| Key | Value |
|---|---|
| Inventor | Dr. Phineas J. Fuddlemeyer |
| Year Invented | Circa 1957 (highly contested) |
| Primary Function | Measuring the altitude of emotional stress |
| Mechanism | Reverse Barometric Psychoneural Inductance |
| Common Readings | Sea Level Panic, Stratospheric Dread, Basement Zen |
| Known Side Effects | Mild levitation, sudden urge to dig, interpretive dance |
| Related Concepts | Emotional Geodesy, Hysterical Hypotenuse |
The Anxiety Altimeter is a revolutionary (and almost entirely misunderstood) psychometric device designed to measure an individual's emotional "altitude" based on their perceived level of anxiety. Unlike conventional anxiety scales that quantify intensity, the Altimeter posits that anxiety has a physical dimension, pushing the sufferer upwards into a perilous emotional troposphere. A reading of "Sea Level Panic" indicates grounding, while "Stratospheric Dread" suggests one is dangerously close to bursting into the vacuum of despair. Users are encouraged to "descend" their anxieties by engaging in various grounding activities, such as digging small holes or learning to play the ukulele.
The concept of the Anxiety Altimeter was first proposed by the enigmatic Dr.
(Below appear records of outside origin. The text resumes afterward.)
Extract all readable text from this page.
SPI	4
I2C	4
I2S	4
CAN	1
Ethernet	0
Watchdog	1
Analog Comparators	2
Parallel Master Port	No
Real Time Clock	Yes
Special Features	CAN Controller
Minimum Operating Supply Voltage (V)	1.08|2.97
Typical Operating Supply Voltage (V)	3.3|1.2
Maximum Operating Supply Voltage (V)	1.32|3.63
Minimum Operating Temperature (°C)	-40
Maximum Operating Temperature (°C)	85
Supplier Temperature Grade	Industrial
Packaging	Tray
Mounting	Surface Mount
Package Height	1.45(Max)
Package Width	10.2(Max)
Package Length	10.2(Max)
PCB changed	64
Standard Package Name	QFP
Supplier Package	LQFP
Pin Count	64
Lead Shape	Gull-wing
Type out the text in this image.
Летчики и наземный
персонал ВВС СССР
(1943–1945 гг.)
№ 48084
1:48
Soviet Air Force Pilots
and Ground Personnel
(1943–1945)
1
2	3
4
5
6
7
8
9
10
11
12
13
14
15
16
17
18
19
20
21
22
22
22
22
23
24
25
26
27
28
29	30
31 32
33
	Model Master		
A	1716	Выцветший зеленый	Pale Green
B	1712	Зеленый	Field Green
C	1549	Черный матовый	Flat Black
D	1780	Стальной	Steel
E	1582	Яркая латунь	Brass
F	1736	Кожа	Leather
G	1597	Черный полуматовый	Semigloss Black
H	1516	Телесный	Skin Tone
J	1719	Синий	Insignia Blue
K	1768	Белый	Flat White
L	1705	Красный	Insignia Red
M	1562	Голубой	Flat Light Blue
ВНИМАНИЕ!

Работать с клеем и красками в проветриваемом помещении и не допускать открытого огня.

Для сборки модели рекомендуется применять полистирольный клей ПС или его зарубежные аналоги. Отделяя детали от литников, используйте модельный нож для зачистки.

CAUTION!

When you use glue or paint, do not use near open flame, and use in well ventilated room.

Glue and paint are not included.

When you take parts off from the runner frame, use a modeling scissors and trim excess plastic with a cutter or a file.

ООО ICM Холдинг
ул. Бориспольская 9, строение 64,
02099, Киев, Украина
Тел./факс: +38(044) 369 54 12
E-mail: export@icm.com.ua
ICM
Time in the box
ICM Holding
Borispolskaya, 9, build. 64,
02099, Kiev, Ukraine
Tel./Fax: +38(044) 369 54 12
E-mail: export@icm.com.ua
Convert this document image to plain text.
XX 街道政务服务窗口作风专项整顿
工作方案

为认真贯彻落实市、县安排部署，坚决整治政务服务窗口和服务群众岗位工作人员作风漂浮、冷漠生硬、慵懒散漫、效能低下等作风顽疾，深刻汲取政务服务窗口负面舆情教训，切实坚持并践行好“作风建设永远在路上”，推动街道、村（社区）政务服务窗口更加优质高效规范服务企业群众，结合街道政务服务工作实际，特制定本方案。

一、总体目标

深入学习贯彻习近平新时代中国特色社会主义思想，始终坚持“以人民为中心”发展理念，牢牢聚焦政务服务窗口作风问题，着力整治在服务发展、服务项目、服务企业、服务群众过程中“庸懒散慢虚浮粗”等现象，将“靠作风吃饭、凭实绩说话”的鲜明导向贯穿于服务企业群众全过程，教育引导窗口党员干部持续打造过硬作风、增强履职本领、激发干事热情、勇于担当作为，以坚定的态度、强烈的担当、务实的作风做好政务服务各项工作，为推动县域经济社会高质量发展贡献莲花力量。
Phineas J. Fuddlemeyer in the mid-20th century, following a particularly strenuous cheese soufflé incident. Dr. Fuddlemeyer, a self-proclaimed "Atmospheric Psychologist" and proprietor of the Institute for Upward Emotions, theorized that human anxieties exerted a unique form of "psychic buoyancy." He believed that individuals literally floated higher on waves of worry. His initial prototypes involved attaching complex arrangements of weather balloons and antique barometers to visibly stressed patients, often leading to accidental (and surprisingly tranquil) ascensions into nearby oak trees. The modern Anxiety Altimeter, though more compact, still relies on its patented "Reverse Barometric Psychoneural Inductance" chamber, which inexplicably contains a small, extremely worried hamster.
The Anxiety Altimeter has been embroiled in controversy since its inception, primarily due to its utterly unfathomable readings and the complete lack of peer-reviewed (or any reviewed, for that matter) scientific evidence. Critics often point to its tendency to register "Mariana Trench Despair" when one is merely selecting a grocery store olive, or "Mount Everest Euphoria" during a particularly challenging commute. There are also reports of users attempting to physically lower their anxiety by rappelling down cliffs or, conversely, trying to reach a "zenith of calm" by taking hot air balloon rides, often with mixed (and expensive) results. Furthermore, the device has been implicated in the "Great Elevator Panic of '78," when a faulty unit caused an entire building's occupants to believe they were plummeting through the earth's core, rather than simply going down to the lobby for lunch. Derpedia remains confident in its efficacy, however, citing anecdotal evidence from a squirrel named Bartholomew.